Die ehemalige "GNTM"-Kandidatin Nathalie Volk, die 2014 bei "Germany's next Topmodel" mitgemacht hatte, teilte einen Screenshot des Videos in ihrer Instagram-Story und erhob ebenfalls Vorwürfe: "Diese Show ist Körperverletzung und Mobbing an jungen Frauen und dafür wollen diese Unmenschen noch eine NDA." Mit NDA meint Nathalie eine Verschwiegenheitserklärung.

Weiter sprach sie von blauen Flecken, die sie bekommen haben soll, als sie in den Pool geworfen oder mit Farbballons abgeworfen worden sei:

"Ich habe mich nie dazu geäußert, diese Sendung ist genauso falsch wie die angebliche Model-Mama und sollte schon lange abgesetzt werden. Ich habe Narben am Körper wegen Heidi."

Es sind schwere Vorwürfe, die die Produktion so nicht stehen lässt. Gegenüber "Gala" hat sich GNTM-Sprecherin Tina Land zu den Anschuldigungen von Lijana Kaggwa und Nathalie Volk geäußert.

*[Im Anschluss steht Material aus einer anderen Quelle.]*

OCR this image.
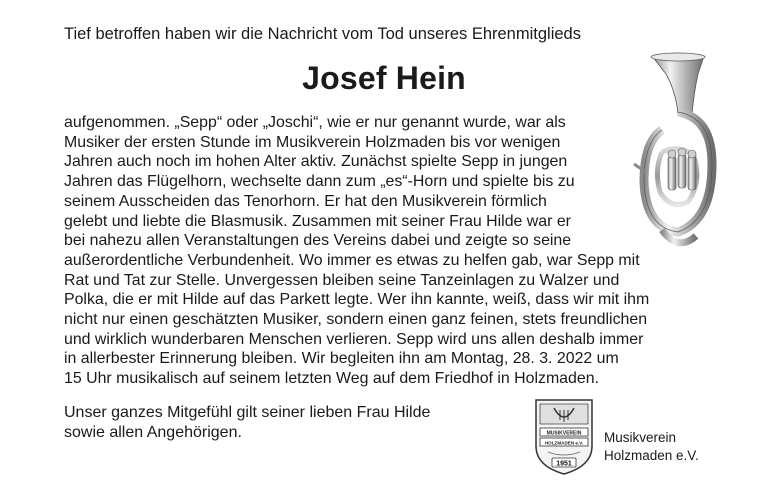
Tief betroffen haben wir die Nachricht vom Tod unseres Ehrenmitglieds

Josef Hein
aufgenommen. „Sepp“ oder „Joschi“, wie er nur genannt wurde, war als
Musiker der ersten Stunde im Musikverein Holzmaden bis vor wenigen
Jahren auch noch im hohen Alter aktiv. Zunächst spielte Sepp in jungen
Jahren das Flügelhorn, wechselte dann zum „es“-Horn und spielte bis zu
seinem Ausscheiden das Tenorhorn. Er hat den Musikverein förmlich
gelebt und liebte die Blasmusik. Zusammen mit seiner Frau Hilde war er
bei nahezu allen Veranstaltungen des Vereins dabei und zeigte so seine
außerordentliche Verbundenheit. Wo immer es etwas zu helfen gab, war Sepp mit
Rat und Tat zur Stelle. Unvergessen bleiben seine Tanzeinlagen zu Walzer und
Polka, die er mit Hilde auf das Parkett legte. Wer ihn kannte, weiß, dass wir mit ihm
nicht nur einen geschätzten Musiker, sondern einen ganz feinen, stets freundlichen
und wirklich wunderbaren Menschen verlieren. Sepp wird uns allen deshalb immer
in allerbester Erinnerung bleiben. Wir begleiten ihn am Montag, 28. 3. 2022 um
15 Uhr musikalisch auf seinem letzten Weg auf dem Friedhof in Holzmaden.
Unser ganzes Mitgefühl gilt seiner lieben Frau Hilde
sowie allen Angehörigen.	MUSIKVEREIN
HOLZMADEN e.V.
1951
Musikverein
Holzmaden e.V.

"Frau Volk macht alles, um sich medial ins Gespräch zu bringen."

Zu den Anschuldigungen von Lijana sagte sie:

"Nicht zuletzt für sie und mit ihr hat ProSieben während der Staffel eine Anti-Cybermobbing-Kampagne initiiert. Während der Staffel haben Lijana viele Experten unterstützt. Wir möchten feststellen, dass der Psychologe Michael Thiel kein Medienberater ist."

Dem Magazin "Horizont" erklärte die "GNTM"-Sprecherin darüber hinaus, dass der Sender derzeit juristische Schritte gegen Lijana prüft.

Und über Nathalie urteilte sie: "Frau Volk macht alles, um sich medial ins Gespräch zu bringen. Dazu gehört jetzt wohl auch, dass sie unter anderem über einen Poolplanscher spricht, der acht Jahre zurückliegt", und verwies auf die Pool-Szene, die das heute 25-jährige Model in seiner Schilderung erwähnt.

Welches Fazit lässt sich nach der aktuellen Staffel ziehen? Es reicht nicht aus, dass Heidi Klum unter den Sendungstitel "Diversity" schreibt, sondern die Zuschauer und Zuschauerinnen müssen spüren, dass es ihr damit wirklich ernst ist und die Show nicht nur einem Trend nachgeht. Außerdem sollte deutlich werden, dass das Wohl der Models im Vordergrund steht. Ein Skandal wie dieses Jahr bezüglich des Nacktshootings darf sich aus diesem Grund nicht wiederholen.